US President Donald Trump’s recent declaration to seize Iran’s Kharg Island and other oil terminals could have profound implications for global oil markets. Kharg Island is crucial, with approximately 90% of Iran’s crude oil exports passing through it, primarily destined for Asian markets. Any military action targeting this infrastructure risks not only escalating tensions in the Middle East but also disrupting oil supplies worldwide, potentially leading to increased fuel prices.
The situation is further complicated by the ongoing conflict between the US and Iran, which has already seen a series of retaliatory strikes. As the US military enforces a blockade on Iranian ports, the threat of full-scale war looms larger, raising concerns about the stability of oil prices and availability. This could affect not just the region but also economies reliant on stable energy supplies.

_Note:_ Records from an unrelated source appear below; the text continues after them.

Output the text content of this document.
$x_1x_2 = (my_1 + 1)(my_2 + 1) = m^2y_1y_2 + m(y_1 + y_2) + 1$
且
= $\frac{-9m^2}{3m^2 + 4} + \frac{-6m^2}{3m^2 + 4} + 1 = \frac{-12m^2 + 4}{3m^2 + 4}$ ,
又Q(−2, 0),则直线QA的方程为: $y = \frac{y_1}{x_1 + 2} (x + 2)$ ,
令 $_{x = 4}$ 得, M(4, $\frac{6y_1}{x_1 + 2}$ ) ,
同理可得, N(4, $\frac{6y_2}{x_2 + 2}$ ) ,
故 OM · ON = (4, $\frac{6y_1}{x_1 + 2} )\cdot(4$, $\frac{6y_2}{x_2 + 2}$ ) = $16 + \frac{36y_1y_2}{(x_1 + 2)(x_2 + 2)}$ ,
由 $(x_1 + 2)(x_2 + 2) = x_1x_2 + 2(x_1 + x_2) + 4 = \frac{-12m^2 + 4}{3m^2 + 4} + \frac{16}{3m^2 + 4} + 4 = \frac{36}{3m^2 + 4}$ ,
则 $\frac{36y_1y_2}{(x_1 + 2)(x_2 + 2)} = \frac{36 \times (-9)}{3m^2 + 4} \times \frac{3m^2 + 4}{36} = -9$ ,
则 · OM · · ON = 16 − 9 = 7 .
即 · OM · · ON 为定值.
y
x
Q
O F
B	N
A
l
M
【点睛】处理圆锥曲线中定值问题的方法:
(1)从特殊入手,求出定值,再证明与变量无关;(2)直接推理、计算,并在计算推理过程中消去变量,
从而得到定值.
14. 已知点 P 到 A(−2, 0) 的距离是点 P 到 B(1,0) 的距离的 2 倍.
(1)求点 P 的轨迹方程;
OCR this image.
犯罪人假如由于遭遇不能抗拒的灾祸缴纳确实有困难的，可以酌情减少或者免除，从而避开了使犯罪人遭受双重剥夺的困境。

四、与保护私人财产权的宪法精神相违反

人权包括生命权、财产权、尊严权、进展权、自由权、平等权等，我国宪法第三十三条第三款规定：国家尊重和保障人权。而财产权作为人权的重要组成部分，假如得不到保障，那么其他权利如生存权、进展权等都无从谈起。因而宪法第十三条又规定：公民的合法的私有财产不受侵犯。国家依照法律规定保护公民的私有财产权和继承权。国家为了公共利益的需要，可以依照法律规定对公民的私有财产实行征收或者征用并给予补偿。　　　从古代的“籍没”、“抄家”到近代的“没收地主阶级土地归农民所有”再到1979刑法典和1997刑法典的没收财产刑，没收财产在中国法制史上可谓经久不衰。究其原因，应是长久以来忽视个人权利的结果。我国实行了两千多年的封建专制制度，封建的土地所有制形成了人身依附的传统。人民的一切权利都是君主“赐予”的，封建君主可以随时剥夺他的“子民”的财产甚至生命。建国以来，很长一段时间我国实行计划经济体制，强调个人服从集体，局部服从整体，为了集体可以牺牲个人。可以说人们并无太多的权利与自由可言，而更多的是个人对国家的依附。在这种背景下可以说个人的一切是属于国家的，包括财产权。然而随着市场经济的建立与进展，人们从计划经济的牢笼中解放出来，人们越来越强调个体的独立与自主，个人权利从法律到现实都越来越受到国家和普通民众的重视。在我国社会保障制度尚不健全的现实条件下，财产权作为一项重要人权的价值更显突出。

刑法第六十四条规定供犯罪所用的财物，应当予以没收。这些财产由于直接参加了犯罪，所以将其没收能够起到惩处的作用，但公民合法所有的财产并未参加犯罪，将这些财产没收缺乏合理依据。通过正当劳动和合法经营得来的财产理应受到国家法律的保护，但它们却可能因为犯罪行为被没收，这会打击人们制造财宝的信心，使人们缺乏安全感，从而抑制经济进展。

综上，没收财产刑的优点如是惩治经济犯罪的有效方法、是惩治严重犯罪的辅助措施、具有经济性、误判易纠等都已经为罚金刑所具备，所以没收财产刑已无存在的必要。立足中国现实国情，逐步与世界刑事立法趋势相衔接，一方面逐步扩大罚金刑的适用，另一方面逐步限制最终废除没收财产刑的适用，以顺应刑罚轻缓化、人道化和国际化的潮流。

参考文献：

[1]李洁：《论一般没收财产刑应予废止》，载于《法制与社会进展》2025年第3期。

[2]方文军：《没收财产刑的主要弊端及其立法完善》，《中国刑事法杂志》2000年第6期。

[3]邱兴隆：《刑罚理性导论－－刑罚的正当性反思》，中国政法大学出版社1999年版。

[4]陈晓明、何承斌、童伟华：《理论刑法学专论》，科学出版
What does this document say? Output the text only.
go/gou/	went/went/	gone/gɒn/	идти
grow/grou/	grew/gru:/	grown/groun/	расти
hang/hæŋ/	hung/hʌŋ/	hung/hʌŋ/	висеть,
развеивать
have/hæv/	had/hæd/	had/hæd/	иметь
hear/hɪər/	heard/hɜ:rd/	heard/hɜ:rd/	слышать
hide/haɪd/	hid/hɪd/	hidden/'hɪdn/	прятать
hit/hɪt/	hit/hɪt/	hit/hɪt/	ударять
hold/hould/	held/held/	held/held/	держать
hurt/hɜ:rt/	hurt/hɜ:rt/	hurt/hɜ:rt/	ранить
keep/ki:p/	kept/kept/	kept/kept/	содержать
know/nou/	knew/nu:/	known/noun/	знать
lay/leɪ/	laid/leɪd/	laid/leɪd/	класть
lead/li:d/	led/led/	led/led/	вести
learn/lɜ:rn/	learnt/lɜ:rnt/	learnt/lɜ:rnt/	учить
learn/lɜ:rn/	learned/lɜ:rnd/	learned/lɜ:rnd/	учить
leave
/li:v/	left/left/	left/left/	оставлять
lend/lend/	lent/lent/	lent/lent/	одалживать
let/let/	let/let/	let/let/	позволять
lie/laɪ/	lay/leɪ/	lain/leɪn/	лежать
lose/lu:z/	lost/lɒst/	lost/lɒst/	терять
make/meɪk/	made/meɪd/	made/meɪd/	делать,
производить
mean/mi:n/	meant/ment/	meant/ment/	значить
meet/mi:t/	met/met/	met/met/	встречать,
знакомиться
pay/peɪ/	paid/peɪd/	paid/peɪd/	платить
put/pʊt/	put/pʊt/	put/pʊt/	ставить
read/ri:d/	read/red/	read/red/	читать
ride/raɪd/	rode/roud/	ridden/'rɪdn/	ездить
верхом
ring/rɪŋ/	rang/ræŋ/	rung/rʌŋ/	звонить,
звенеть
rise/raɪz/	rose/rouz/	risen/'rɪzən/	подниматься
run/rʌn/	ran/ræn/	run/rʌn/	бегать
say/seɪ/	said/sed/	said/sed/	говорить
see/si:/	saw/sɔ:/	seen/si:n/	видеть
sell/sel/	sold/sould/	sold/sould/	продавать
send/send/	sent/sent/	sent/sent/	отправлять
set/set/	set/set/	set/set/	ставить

Moreover, Trump’s comments suggest a shift in US foreign policy towards a more aggressive stance on energy control, reminiscent of actions taken in Venezuela. This could signal a new era of energy geopolitics, where military might is used to influence global oil markets, leading to unpredictable consequences for consumers and businesses alike.
As the situation develops, the potential for increased volatility in oil prices could impact household finances and fuel costs in the UK, highlighting the interconnectedness of global energy markets and the direct effects of international conflicts on everyday life.